Zwracam się do Was z nietypową prośbą. Poniżej umieściłam jedno z moich najstarszych opowiadań. To już trzecia wersja oparta na tym samym pomyśle. Chętnie przerobiłabym je na coś bardziej wartościowego, ale niestety nie potrafię. Mam kompletną pustkę w głowie 🙁
Dawno i daleko.
Zostawiłam za sobą świat, do którego już nie wrócę, do którego już nie mogę wrócić. Odszedł wraz z upływającym czasem, oddalił się wraz z każdym pokonanymrokiem świetlnym.
Towarzyszący mu nieuchwytny zapach szczęścia, ulotnił się, pozostawiając po sobie zaledwie wspomnienie czegoś cudownego, bliskiego, czegoś co trudno było wyrazić prostymi słowami. Ale i tak pulsowało w rytm serca, narastało jak rozkosz przed orgazmem, wyczuwana tuż pod skórą.

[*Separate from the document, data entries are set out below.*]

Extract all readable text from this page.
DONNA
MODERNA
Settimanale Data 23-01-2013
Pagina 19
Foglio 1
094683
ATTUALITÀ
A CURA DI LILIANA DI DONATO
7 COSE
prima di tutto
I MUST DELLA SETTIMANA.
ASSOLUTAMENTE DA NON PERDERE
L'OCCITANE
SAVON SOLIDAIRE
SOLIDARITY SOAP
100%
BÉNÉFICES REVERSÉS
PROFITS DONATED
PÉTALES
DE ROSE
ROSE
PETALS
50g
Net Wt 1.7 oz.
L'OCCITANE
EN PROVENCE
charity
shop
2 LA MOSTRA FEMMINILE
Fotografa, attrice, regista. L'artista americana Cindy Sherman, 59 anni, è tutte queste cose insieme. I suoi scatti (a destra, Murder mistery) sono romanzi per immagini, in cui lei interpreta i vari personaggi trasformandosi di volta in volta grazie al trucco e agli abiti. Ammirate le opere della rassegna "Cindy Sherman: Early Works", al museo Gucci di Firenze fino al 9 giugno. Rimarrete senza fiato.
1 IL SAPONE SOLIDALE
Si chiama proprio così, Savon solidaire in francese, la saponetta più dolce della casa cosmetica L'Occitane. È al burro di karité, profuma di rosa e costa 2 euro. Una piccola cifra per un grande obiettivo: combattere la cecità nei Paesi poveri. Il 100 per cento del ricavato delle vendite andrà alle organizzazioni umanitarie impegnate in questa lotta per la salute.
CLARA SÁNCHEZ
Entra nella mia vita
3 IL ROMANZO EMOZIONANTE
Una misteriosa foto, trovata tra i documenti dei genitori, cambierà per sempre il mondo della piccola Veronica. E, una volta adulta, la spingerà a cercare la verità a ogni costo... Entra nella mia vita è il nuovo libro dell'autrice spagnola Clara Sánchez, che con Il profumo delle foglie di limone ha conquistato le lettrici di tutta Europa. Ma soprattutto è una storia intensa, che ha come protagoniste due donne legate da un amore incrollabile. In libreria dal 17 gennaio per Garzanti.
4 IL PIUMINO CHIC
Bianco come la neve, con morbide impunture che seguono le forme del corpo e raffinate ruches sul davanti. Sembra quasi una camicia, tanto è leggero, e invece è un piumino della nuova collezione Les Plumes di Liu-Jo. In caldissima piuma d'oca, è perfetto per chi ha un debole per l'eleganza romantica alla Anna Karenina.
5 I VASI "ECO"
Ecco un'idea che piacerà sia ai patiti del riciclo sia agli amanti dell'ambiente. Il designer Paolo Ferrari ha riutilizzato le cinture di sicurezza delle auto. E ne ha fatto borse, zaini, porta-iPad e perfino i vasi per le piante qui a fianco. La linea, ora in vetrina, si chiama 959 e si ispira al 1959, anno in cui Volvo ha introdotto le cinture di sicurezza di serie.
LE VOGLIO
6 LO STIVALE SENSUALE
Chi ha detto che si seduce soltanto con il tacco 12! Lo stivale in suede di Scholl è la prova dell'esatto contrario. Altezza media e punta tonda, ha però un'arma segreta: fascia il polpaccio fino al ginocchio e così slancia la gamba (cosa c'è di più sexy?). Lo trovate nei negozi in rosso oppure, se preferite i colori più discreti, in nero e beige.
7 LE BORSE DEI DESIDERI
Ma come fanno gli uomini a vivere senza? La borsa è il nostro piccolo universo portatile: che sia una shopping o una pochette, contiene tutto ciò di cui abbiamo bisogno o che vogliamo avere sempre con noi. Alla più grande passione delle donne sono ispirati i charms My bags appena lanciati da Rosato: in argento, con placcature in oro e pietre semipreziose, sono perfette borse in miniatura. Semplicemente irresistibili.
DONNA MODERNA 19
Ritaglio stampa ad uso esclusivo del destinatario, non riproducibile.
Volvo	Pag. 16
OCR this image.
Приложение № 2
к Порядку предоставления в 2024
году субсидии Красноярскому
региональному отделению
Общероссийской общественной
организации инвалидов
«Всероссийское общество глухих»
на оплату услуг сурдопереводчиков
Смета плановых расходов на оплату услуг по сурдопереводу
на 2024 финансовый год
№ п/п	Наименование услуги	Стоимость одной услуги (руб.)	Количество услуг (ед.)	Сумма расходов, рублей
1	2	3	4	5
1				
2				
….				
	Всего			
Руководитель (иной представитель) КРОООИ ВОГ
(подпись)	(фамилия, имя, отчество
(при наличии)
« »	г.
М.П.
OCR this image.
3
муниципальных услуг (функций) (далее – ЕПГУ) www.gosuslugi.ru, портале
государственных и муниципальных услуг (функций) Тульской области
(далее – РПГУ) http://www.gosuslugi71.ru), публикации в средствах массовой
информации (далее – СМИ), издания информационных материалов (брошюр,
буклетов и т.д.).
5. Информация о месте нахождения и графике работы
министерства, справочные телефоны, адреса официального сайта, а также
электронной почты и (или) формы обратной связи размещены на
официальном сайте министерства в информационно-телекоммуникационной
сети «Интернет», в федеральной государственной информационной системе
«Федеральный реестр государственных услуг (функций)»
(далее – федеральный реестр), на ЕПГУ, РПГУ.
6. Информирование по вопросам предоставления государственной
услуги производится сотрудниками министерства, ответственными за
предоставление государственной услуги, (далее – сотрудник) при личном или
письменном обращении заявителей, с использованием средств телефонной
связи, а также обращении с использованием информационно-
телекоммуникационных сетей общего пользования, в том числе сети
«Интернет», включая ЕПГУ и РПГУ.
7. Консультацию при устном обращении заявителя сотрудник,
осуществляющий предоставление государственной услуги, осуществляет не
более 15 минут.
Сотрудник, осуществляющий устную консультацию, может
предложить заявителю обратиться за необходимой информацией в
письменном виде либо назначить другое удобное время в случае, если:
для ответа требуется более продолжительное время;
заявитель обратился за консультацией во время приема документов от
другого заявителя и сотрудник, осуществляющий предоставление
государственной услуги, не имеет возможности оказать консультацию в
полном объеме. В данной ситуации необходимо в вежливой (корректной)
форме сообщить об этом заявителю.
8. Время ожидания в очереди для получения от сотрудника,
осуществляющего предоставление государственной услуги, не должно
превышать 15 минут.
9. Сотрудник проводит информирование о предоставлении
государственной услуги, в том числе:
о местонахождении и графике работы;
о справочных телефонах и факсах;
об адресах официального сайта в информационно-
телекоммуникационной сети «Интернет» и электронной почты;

Więc zadaję sobie pytanie,co ja tu robię? Na tym pustym statku, będącym widmem bezszelestnie przemykającym w kosmicznej próżni? Jakie decyzje doprowadziły mnie do tego miejsca?
I dlaczego jestem sama?
Tworzyłam życie, budowałam galaktyki, a teraz wpatruję się w otchłań własnego serca, pierwszy raz nie wiedząc co czynić.
Czy wiesz jak to jest być ostatnim dzieckiem swej rasy? Czy zrozumiesz samotność tak wielką, że jej świadomość prowadzi na skraj szaleństwa?
A przecież nie zawsze tak było…
Zostaliśmy tylko ja i on. Jedyni z Dawnych Władców, z twórców planet, kreatorów tysięcy istnień, z rasy zniszczonej przez jej własne ambicje.
Byliśmy bogami dla tych, których powoływaliśmy do życia. Wszechmocni, dumni, niepokonani w swej wielkości.Posiadaliśmy moc przerastającą naszą wiedzę, ale posłuszną każdemu z życzeń..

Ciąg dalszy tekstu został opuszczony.